- #1

Xyius

- 508

- 4

## Homework Statement

Find ##x[n] \ast h[n]## when ##x[n] = 3 u[2-n]## and ##h[n] = 4\left( \frac{1}{2} \right)^{n+2}u[n+4]## where ##u[n-k]## is the unit step function.

## Homework Equations

None really

## The Attempt at a Solution

So I know this is probably simple but I am confused.

So the convolution is written as,

[tex]\sum_{k=-\infty}^{\infty} 4\left( \frac{1}{2} \right)^{k+2}u[k+4](3)u[2-n+k][/tex]

This simplifies to,

[tex]3\sum_{k=-\infty}^{\infty} \left( \frac{1}{2} \right)^{k}u[k+4]u[2-n+k][/tex]

The first step function of ##u[k+4]## means that the terms in the sum corresponding to ## k < -4 ## are zero, therefore this becomes the bottom limit.
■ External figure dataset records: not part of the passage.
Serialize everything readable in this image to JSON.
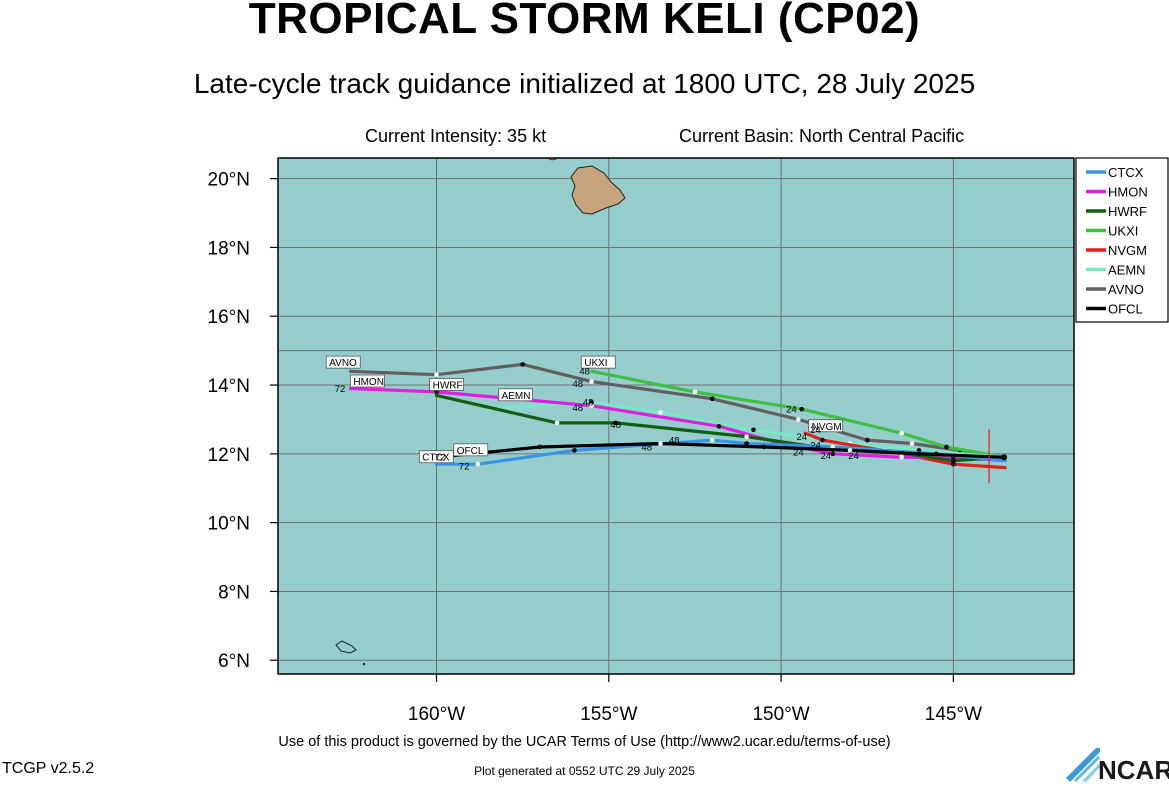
{
  "header": {
    "title": "TROPICAL STORM KELI (CP02)",
    "subtitle": "Late-cycle track guidance initialized at 1800 UTC, 28 July 2025",
    "intensity": "Current Intensity: 35 kt",
    "basin": "Current Basin: North Central Pacific"
  },
  "map": {
    "lon_range": [
      -164.6,
      -141.5
    ],
    "lat_range": [
      5.6,
      20.6
    ],
    "ocean_color": "#96cece",
    "land_color": "#c8a47e",
    "grid": true,
    "lat_ticks": [
      {
        "value": 20,
        "label": "20°N"
      },
      {
        "value": 18,
        "label": "18°N"
      },
      {
        "value": 16,
        "label": "16°N"
      },
      {
        "value": 14,
        "label": "14°N"
      },
      {
        "value": 12,
        "label": "12°N"
      },
      {
        "value": 10,
        "label": "10°N"
      },
      {
        "value": 8,
        "label": "8°N"
      },
      {
        "value": 6,
        "label": "6°N"
      }
    ],
    "lon_ticks": [
      {
        "value": -160,
        "label": "160°W"
      },
      {
        "value": -155,
        "label": "155°W"
      },
      {
        "value": -150,
        "label": "150°W"
      },
      {
        "value": -145,
        "label": "145°W"
      }
    ],
    "current_position": {
      "lon": -143.5,
      "lat": 11.9
    },
    "legend_position": "top-right",
    "legend": [
      {
        "name": "CTCX",
        "color": "#3a94e6"
      },
      {
        "name": "HMON",
        "color": "#e020e0"
      },
      {
        "name": "HWRF",
        "color": "#106010"
      },
      {
        "name": "UKXI",
        "color": "#40c040"
      },
      {
        "name": "NVGM",
        "color": "#e0201a"
      },
      {
        "name": "AEMN",
        "color": "#7ae8c4"
      },
      {
        "name": "AVNO",
        "color": "#606060"
      },
      {
        "name": "OFCL",
        "color": "#000000"
      }
    ],
    "tracks": [
      {
        "name": "AVNO",
        "color": "#606060",
        "label": "AVNO",
        "label_pos": [
          -163.2,
          14.55
        ],
        "points": [
          [
            -143.5,
            11.9
          ],
          [
            -144.8,
            12.1
          ],
          [
            -146.2,
            12.3
          ],
          [
            -147.5,
            12.4
          ],
          [
            -149.5,
            13.0
          ],
          [
            -152.0,
            13.6
          ],
          [
            -155.5,
            14.1
          ],
          [
            -157.5,
            14.6
          ],
          [
            -160.0,
            14.3
          ],
          [
            -162.5,
            14.4
          ]
        ]
      },
      {
        "name": "UKXI",
        "color": "#40c040",
        "label": "UKXI",
        "label_pos": [
          -155.8,
          14.55
        ],
        "points": [
          [
            -143.5,
            11.9
          ],
          [
            -145.2,
            12.2
          ],
          [
            -146.5,
            12.6
          ],
          [
            -149.4,
            13.3
          ],
          [
            -152.5,
            13.8
          ],
          [
            -155.5,
            14.4
          ]
        ]
      },
      {
        "name": "AEMN",
        "color": "#7ae8c4",
        "label": "AEMN",
        "label_pos": [
          -158.2,
          13.6
        ],
        "points": [
          [
            -143.5,
            11.9
          ],
          [
            -146.0,
            12.1
          ],
          [
            -148.0,
            12.3
          ],
          [
            -150.8,
            12.7
          ],
          [
            -153.5,
            13.2
          ],
          [
            -155.5,
            13.5
          ],
          [
            -158.5,
            13.3
          ]
        ]
      },
      {
        "name": "NVGM",
        "color": "#e0201a",
        "label": "NVGM",
        "label_pos": [
          -149.2,
          12.7
        ],
        "points": [
          [
            -143.5,
            11.6
          ],
          [
            -145.0,
            11.7
          ],
          [
            -146.5,
            12.0
          ],
          [
            -148.8,
            12.4
          ],
          [
            -149.3,
            12.6
          ]
        ]
      },
      {
        "name": "HMON",
        "color": "#e020e0",
        "label": "HMON",
        "label_pos": [
          -162.5,
          14.0
        ],
        "points": [
          [
            -143.5,
            11.8
          ],
          [
            -145.0,
            11.9
          ],
          [
            -146.5,
            11.9
          ],
          [
            -148.5,
            12.0
          ],
          [
            -150.0,
            12.3
          ],
          [
            -151.8,
            12.8
          ],
          [
            -155.5,
            13.4
          ],
          [
            -160.0,
            13.8
          ],
          [
            -162.5,
            13.9
          ]
        ]
      },
      {
        "name": "HWRF",
        "color": "#106010",
        "label": "HWRF",
        "label_pos": [
          -160.2,
          13.9
        ],
        "points": [
          [
            -143.5,
            11.9
          ],
          [
            -145.0,
            11.8
          ],
          [
            -147.0,
            12.1
          ],
          [
            -149.0,
            12.2
          ],
          [
            -151.0,
            12.5
          ],
          [
            -154.8,
            12.9
          ],
          [
            -156.5,
            12.9
          ],
          [
            -160.0,
            13.7
          ]
        ]
      },
      {
        "name": "CTCX",
        "color": "#3a94e6",
        "label": "CTCX",
        "label_pos": [
          -160.5,
          11.8
        ],
        "points": [
          [
            -143.5,
            11.8
          ],
          [
            -145.5,
            12.0
          ],
          [
            -148.5,
            12.2
          ],
          [
            -151.0,
            12.3
          ],
          [
            -152.0,
            12.4
          ],
          [
            -156.0,
            12.1
          ],
          [
            -158.8,
            11.7
          ],
          [
            -160.0,
            11.7
          ]
        ]
      },
      {
        "name": "OFCL",
        "color": "#000000",
        "label": "OFCL",
        "label_pos": [
          -159.5,
          12.0
        ],
        "points": [
          [
            -143.5,
            11.9
          ],
          [
            -146.0,
            12.0
          ],
          [
            -148.0,
            12.1
          ],
          [
            -150.5,
            12.2
          ],
          [
            -153.5,
            12.3
          ],
          [
            -157.0,
            12.2
          ],
          [
            -160.0,
            11.9
          ]
        ]
      }
    ],
    "hour_labels": [
      {
        "text": "48",
        "lon": -155.7,
        "lat": 14.3
      },
      {
        "text": "48",
        "lon": -155.9,
        "lat": 13.95
      },
      {
        "text": "48",
        "lon": -155.9,
        "lat": 13.25
      },
      {
        "text": "48",
        "lon": -155.6,
        "lat": 13.4
      },
      {
        "text": "48",
        "lon": -154.8,
        "lat": 12.75
      },
      {
        "text": "48",
        "lon": -153.9,
        "lat": 12.1
      },
      {
        "text": "48",
        "lon": -153.1,
        "lat": 12.3
      },
      {
        "text": "24",
        "lon": -149.7,
        "lat": 13.2
      },
      {
        "text": "24",
        "lon": -149.4,
        "lat": 12.4
      },
      {
        "text": "24",
        "lon": -149.0,
        "lat": 12.6
      },
      {
        "text": "24",
        "lon": -149.0,
        "lat": 12.15
      },
      {
        "text": "24",
        "lon": -149.5,
        "lat": 11.95
      },
      {
        "text": "24",
        "lon": -148.7,
        "lat": 11.85
      },
      {
        "text": "24",
        "lon": -147.9,
        "lat": 11.85
      },
      {
        "text": "72",
        "lon": -162.8,
        "lat": 13.8
      },
      {
        "text": "72",
        "lon": -159.9,
        "lat": 11.8
      },
      {
        "text": "72",
        "lon": -159.2,
        "lat": 11.55
      }
    ]
  },
  "footer": {
    "terms": "Use of this product is governed by the UCAR Terms of Use (http://www2.ucar.edu/terms-of-use)",
    "version": "TCGP v2.5.2",
    "generated": "Plot generated at 0552 UTC   29 July 2025",
    "logo_text": "NCAR"
  }
}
[tex]3\sum_{k=-4}^{\infty} \left( \frac{1}{2} \right)^{k}u[2-n+k][/tex]

This form is confusing to me. I don't see an obvious limit on k except for that its LOWER limit is ##n-2##. What I tried to do is do some change of variables, such as ##k'=2-n+k##, this changes the lower limit to -2-n and the upper limit to infinity. So I have...

[tex]3\sum_{k'=-2-n}^{\infty} \left( \frac{1}{2} \right)^{k'-2+n}u[k'][/tex]

So this means that ##k'## must be larger than zero, which means ## n < -2##. So in this regime, the step function is 1 and I get..

[tex]3\sum_{k'=0}^{\infty} \left( \frac{1}{2} \right)^{k'-2+n}=3\left( \frac{1}{2} \right)^{n-1}[/tex]

Am I doing this correctly? I am just not sure. Thank you in advance for anyone that takes the time to read this!